Paper detail

Global solutions with infinitely many blowups in a mean-field neural network

We recently introduced idealized mean-field models for networks of integrate-and-fire neurons with impulse-like interactions -- the so-called delayed Poissonian mean-field models. Such models are prone to blowups: for a strong enough interaction coupling, the mean-field rate of interaction diverges in finite time with a finite fraction of neurons spiking simultaneously. Due to the reset mechanism of integrate-and-fire neurons, these blowups can happen repeatedly, at least in principle. A benefit of considering Poissonian mean-field models is that one can resolve blowups analytically by mapping the original singular dynamics onto uniformly regular dynamics via a time change. Resolving a blowup then amounts to solving the fixed-point problem that implicitly defines the time change, which can be done consistently for a single blowup and for nonzero delays.
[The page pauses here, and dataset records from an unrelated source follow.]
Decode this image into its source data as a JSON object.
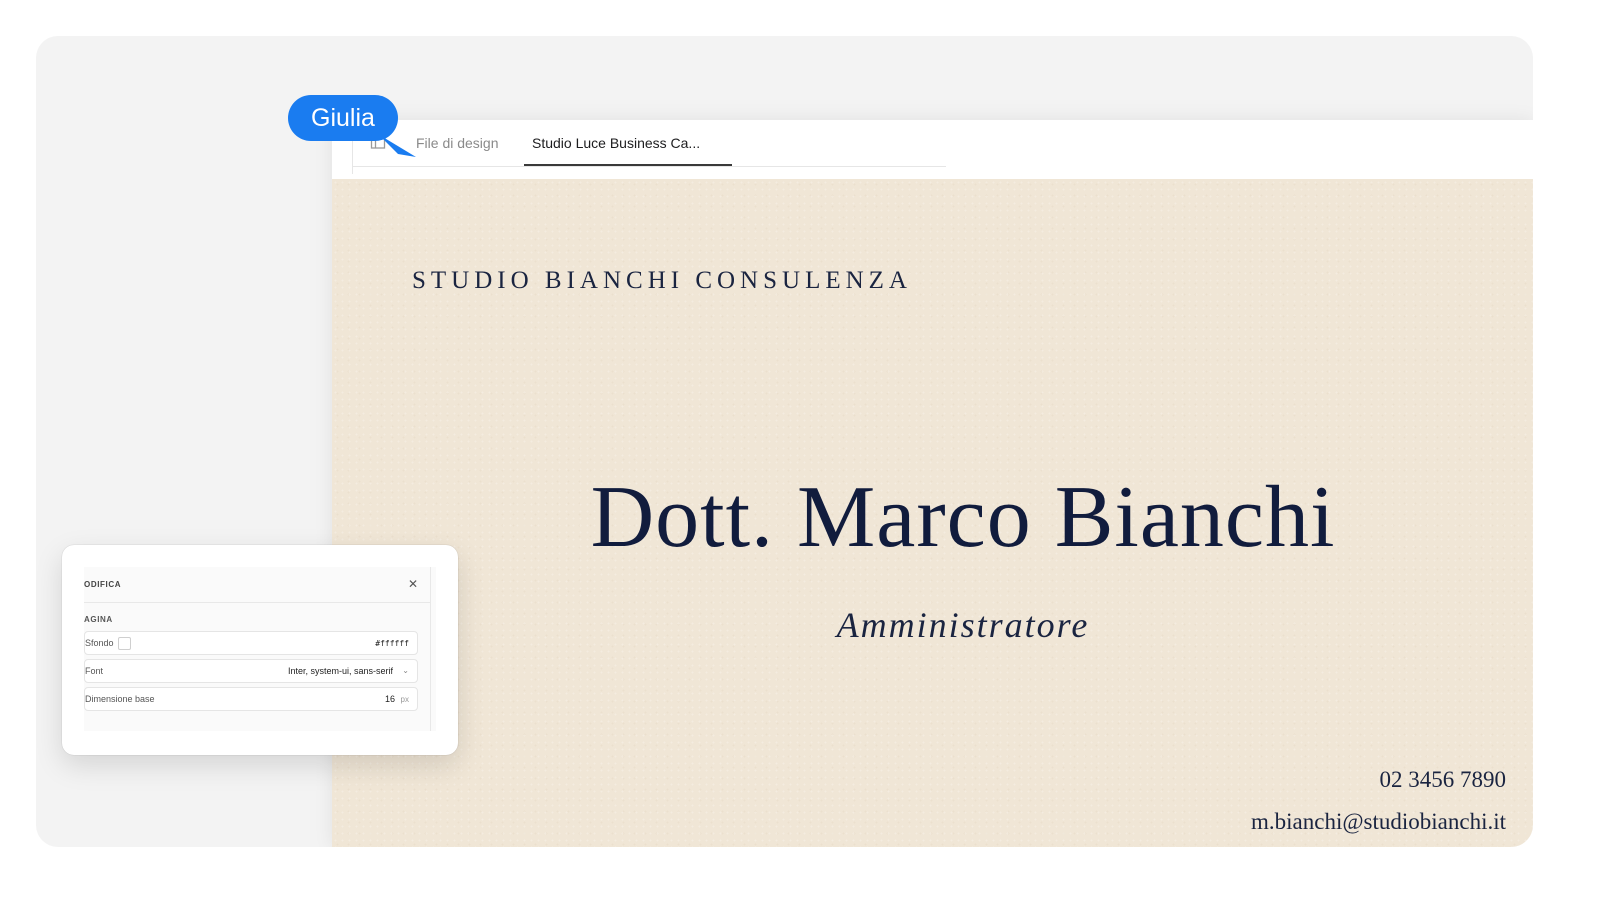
{
  "tabs": {
    "design_files": "File di design",
    "current_file": "Studio Luce Business Ca..."
  },
  "collaborator": {
    "name": "Giulia",
    "color": "#1a7cf0"
  },
  "card": {
    "company": "STUDIO BIANCHI CONSULENZA",
    "name": "Dott. Marco Bianchi",
    "role": "Amministratore",
    "phone": "02 3456 7890",
    "email": "m.bianchi@studiobianchi.it",
    "background_color": "#f0e6d6",
    "text_color": "#14203f"
  },
  "panel": {
    "title": "ODIFICA",
    "close_icon": "close-icon",
    "section": "AGINA",
    "background_label": "Sfondo",
    "background_value": "#ffffff",
    "font_label": "Font",
    "font_value": "Inter, system-ui, sans-serif",
    "base_size_label": "Dimensione base",
    "base_size_value": "16",
    "base_size_unit": "px"
  }
}
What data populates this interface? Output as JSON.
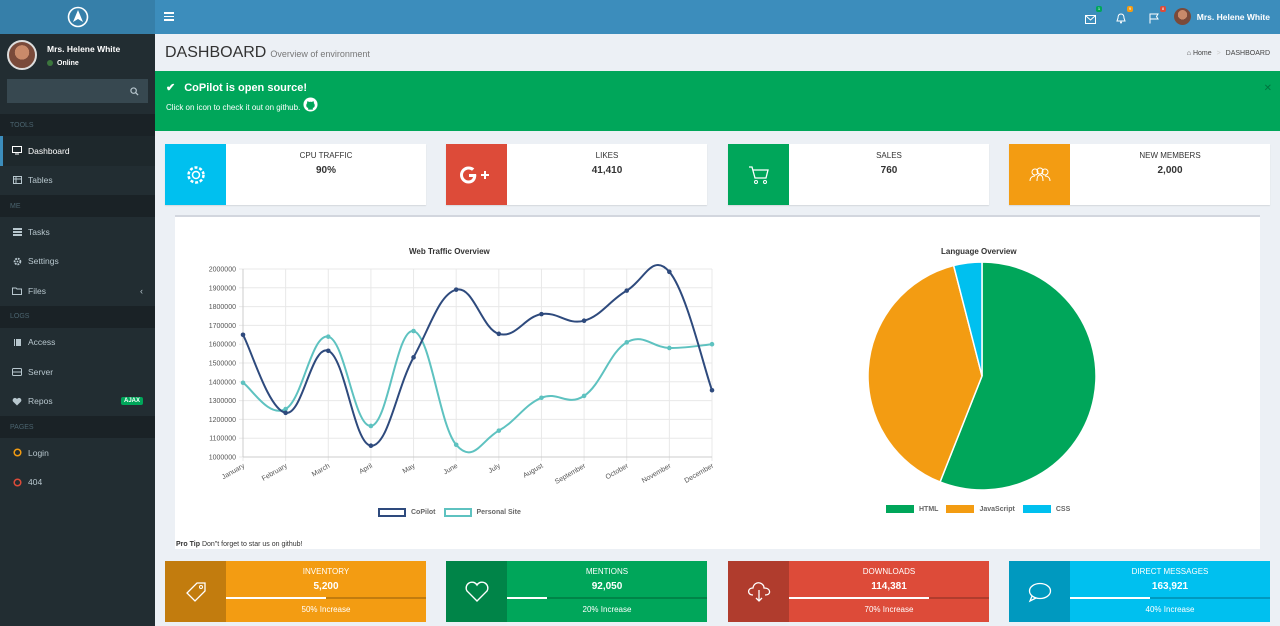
{
  "sidebar": {
    "user": {
      "name": "Mrs. Helene White",
      "status": "Online"
    },
    "search_placeholder": "",
    "sections": [
      {
        "heading": "TOOLS",
        "items": [
          {
            "label": "Dashboard",
            "icon": "desktop-icon"
          },
          {
            "label": "Tables",
            "icon": "table-icon"
          }
        ]
      },
      {
        "heading": "ME",
        "items": [
          {
            "label": "Tasks",
            "icon": "tasks-icon"
          },
          {
            "label": "Settings",
            "icon": "gear-icon"
          },
          {
            "label": "Files",
            "icon": "folder-icon"
          }
        ]
      },
      {
        "heading": "LOGS",
        "items": [
          {
            "label": "Access",
            "icon": "book-icon"
          },
          {
            "label": "Server",
            "icon": "server-icon"
          },
          {
            "label": "Repos",
            "icon": "heart-icon",
            "badge": "AJAX"
          }
        ]
      },
      {
        "heading": "PAGES",
        "items": [
          {
            "label": "Login",
            "icon": "circle-icon"
          },
          {
            "label": "404",
            "icon": "circle-icon"
          }
        ]
      }
    ]
  },
  "topbar": {
    "user_name": "Mrs. Helene White",
    "badges": {
      "messages": "1",
      "notifications": "9",
      "flags": "8"
    }
  },
  "header": {
    "title": "DASHBOARD",
    "subtitle": "Overview of environment",
    "breadcrumb_home": "Home",
    "breadcrumb_current": "DASHBOARD"
  },
  "alert": {
    "title": "CoPilot is open source!",
    "text": "Click on icon to check it out on github."
  },
  "info_boxes": [
    {
      "title": "CPU TRAFFIC",
      "value": "90%",
      "color": "#00c0ef",
      "icon": "gear-icon"
    },
    {
      "title": "LIKES",
      "value": "41,410",
      "color": "#dd4b39",
      "icon": "google-plus-icon"
    },
    {
      "title": "SALES",
      "value": "760",
      "color": "#00a65a",
      "icon": "cart-icon"
    },
    {
      "title": "NEW MEMBERS",
      "value": "2,000",
      "color": "#f39c12",
      "icon": "users-icon"
    }
  ],
  "chart_data": [
    {
      "type": "line",
      "title": "Web Traffic Overview",
      "categories": [
        "January",
        "February",
        "March",
        "April",
        "May",
        "June",
        "July",
        "August",
        "September",
        "October",
        "November",
        "December"
      ],
      "ylim": [
        1000000,
        2000000
      ],
      "yticks": [
        "2000000",
        "1900000",
        "1800000",
        "1700000",
        "1600000",
        "1500000",
        "1400000",
        "1300000",
        "1200000",
        "1100000",
        "1000000"
      ],
      "series": [
        {
          "name": "CoPilot",
          "color": "#2e4a7d",
          "values": [
            1650000,
            1235000,
            1565000,
            1060000,
            1530000,
            1890000,
            1655000,
            1760000,
            1725000,
            1885000,
            1985000,
            1355000
          ]
        },
        {
          "name": "Personal Site",
          "color": "#5ec2c0",
          "values": [
            1395000,
            1255000,
            1640000,
            1165000,
            1670000,
            1065000,
            1140000,
            1315000,
            1325000,
            1610000,
            1580000,
            1600000
          ]
        }
      ],
      "grid": true,
      "legend": "bottom"
    },
    {
      "type": "pie",
      "title": "Language Overview",
      "labels": [
        "HTML",
        "JavaScript",
        "CSS"
      ],
      "values": [
        56,
        40,
        4
      ],
      "colors": [
        "#00a65a",
        "#f39c12",
        "#00c0ef"
      ],
      "legend": "bottom"
    }
  ],
  "protip": {
    "label": "Pro Tip",
    "text": "Don\"t forget to star us on github!"
  },
  "stat_boxes": [
    {
      "title": "INVENTORY",
      "value": "5,200",
      "progress": 50,
      "desc": "50% Increase",
      "color": "#f39c12",
      "icon": "tag-icon"
    },
    {
      "title": "MENTIONS",
      "value": "92,050",
      "progress": 20,
      "desc": "20% Increase",
      "color": "#00a65a",
      "icon": "heart-outline-icon"
    },
    {
      "title": "DOWNLOADS",
      "value": "114,381",
      "progress": 70,
      "desc": "70% Increase",
      "color": "#dd4b39",
      "icon": "cloud-download-icon"
    },
    {
      "title": "DIRECT MESSAGES",
      "value": "163,921",
      "progress": 40,
      "desc": "40% Increase",
      "color": "#00c0ef",
      "icon": "comment-icon"
    }
  ]
}
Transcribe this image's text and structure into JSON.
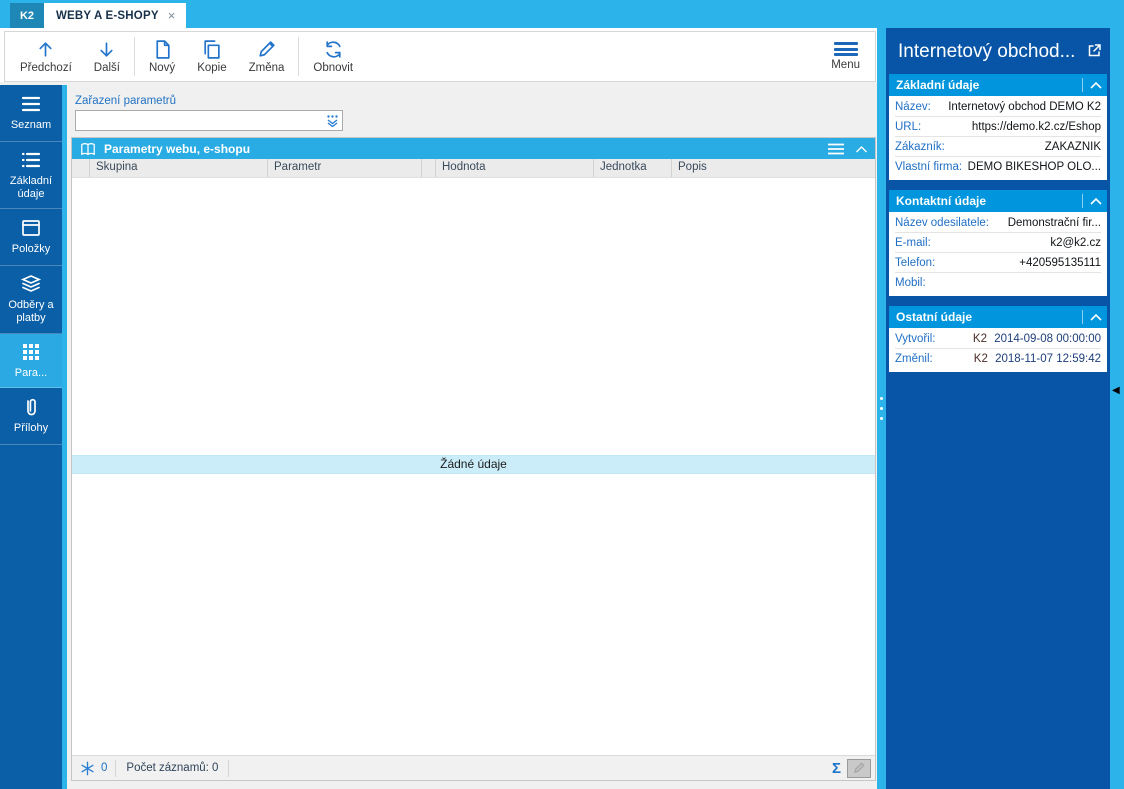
{
  "tabs": {
    "logo": "K2",
    "active": "WEBY A E-SHOPY",
    "close_glyph": "×"
  },
  "toolbar": {
    "prev": "Předchozí",
    "next": "Další",
    "new": "Nový",
    "copy": "Kopie",
    "change": "Změna",
    "refresh": "Obnovit",
    "menu": "Menu"
  },
  "sidebar": {
    "items": [
      {
        "label": "Seznam",
        "icon": "list-icon",
        "active": false
      },
      {
        "label": "Základní údaje",
        "icon": "detail-list-icon",
        "active": false
      },
      {
        "label": "Položky",
        "icon": "items-box-icon",
        "active": false
      },
      {
        "label": "Odběry a platby",
        "icon": "layers-icon",
        "active": false
      },
      {
        "label": "Para...",
        "icon": "grid-icon",
        "active": true
      },
      {
        "label": "Přílohy",
        "icon": "paperclip-icon",
        "active": false
      }
    ]
  },
  "filter": {
    "label": "Zařazení parametrů",
    "value": ""
  },
  "grid": {
    "title": "Parametry webu, e-shopu",
    "columns": [
      "",
      "Skupina",
      "Parametr",
      "",
      "Hodnota",
      "Jednotka",
      "Popis"
    ],
    "empty_text": "Žádné údaje",
    "status": {
      "selected_count": "0",
      "records_label": "Počet záznamů: 0",
      "sum_symbol": "Σ"
    }
  },
  "panel": {
    "title": "Internetový obchod...",
    "sections": [
      {
        "title": "Základní údaje",
        "rows": [
          {
            "label": "Název:",
            "value": "Internetový obchod DEMO K2"
          },
          {
            "label": "URL:",
            "value": "https://demo.k2.cz/Eshop"
          },
          {
            "label": "Zákazník:",
            "value": "ZÁKAZNÍK"
          },
          {
            "label": "Vlastní firma:",
            "value": "DEMO BIKESHOP OLO..."
          }
        ]
      },
      {
        "title": "Kontaktní údaje",
        "rows": [
          {
            "label": "Název odesilatele:",
            "value": "Demonstrační fir..."
          },
          {
            "label": "E-mail:",
            "value": "k2@k2.cz"
          },
          {
            "label": "Telefon:",
            "value": "+420595135111"
          },
          {
            "label": "Mobil:",
            "value": ""
          }
        ]
      },
      {
        "title": "Ostatní údaje",
        "rows": [
          {
            "label": "Vytvořil:",
            "user": "K2",
            "timestamp": "2014-09-08 00:00:00"
          },
          {
            "label": "Změnil:",
            "user": "K2",
            "timestamp": "2018-11-07 12:59:42"
          }
        ]
      }
    ]
  },
  "colors": {
    "accent_light_blue": "#2CB3EA",
    "sidebar_blue": "#0A5FA6",
    "panel_blue": "#0855A8",
    "section_header_blue": "#0095DC",
    "grid_header_blue": "#29ABE3",
    "active_item_blue": "#2BA9E2",
    "label_blue": "#1F6FC6",
    "empty_band_blue": "#CBEDF9"
  }
}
Here we extend this time-change analysis in two ways: First, we exhibit the existence and uniqueness of explosive solutions with a countable infinity of blowups in the large interaction regime. Second, we show that these delayed solutions specify "physical" explosive solutions in the limit of vanishing delays, which in turn can be explicitly constructed. The first result relies on the fact that blowups are self-sustaining but nonoverlapping in the time-changed picture. The second result follows from the continuity of blowups in the time-changed picture and incidentally implies the existence of periodic solutions. These results are useful to study the emergence of synchrony in neural network models.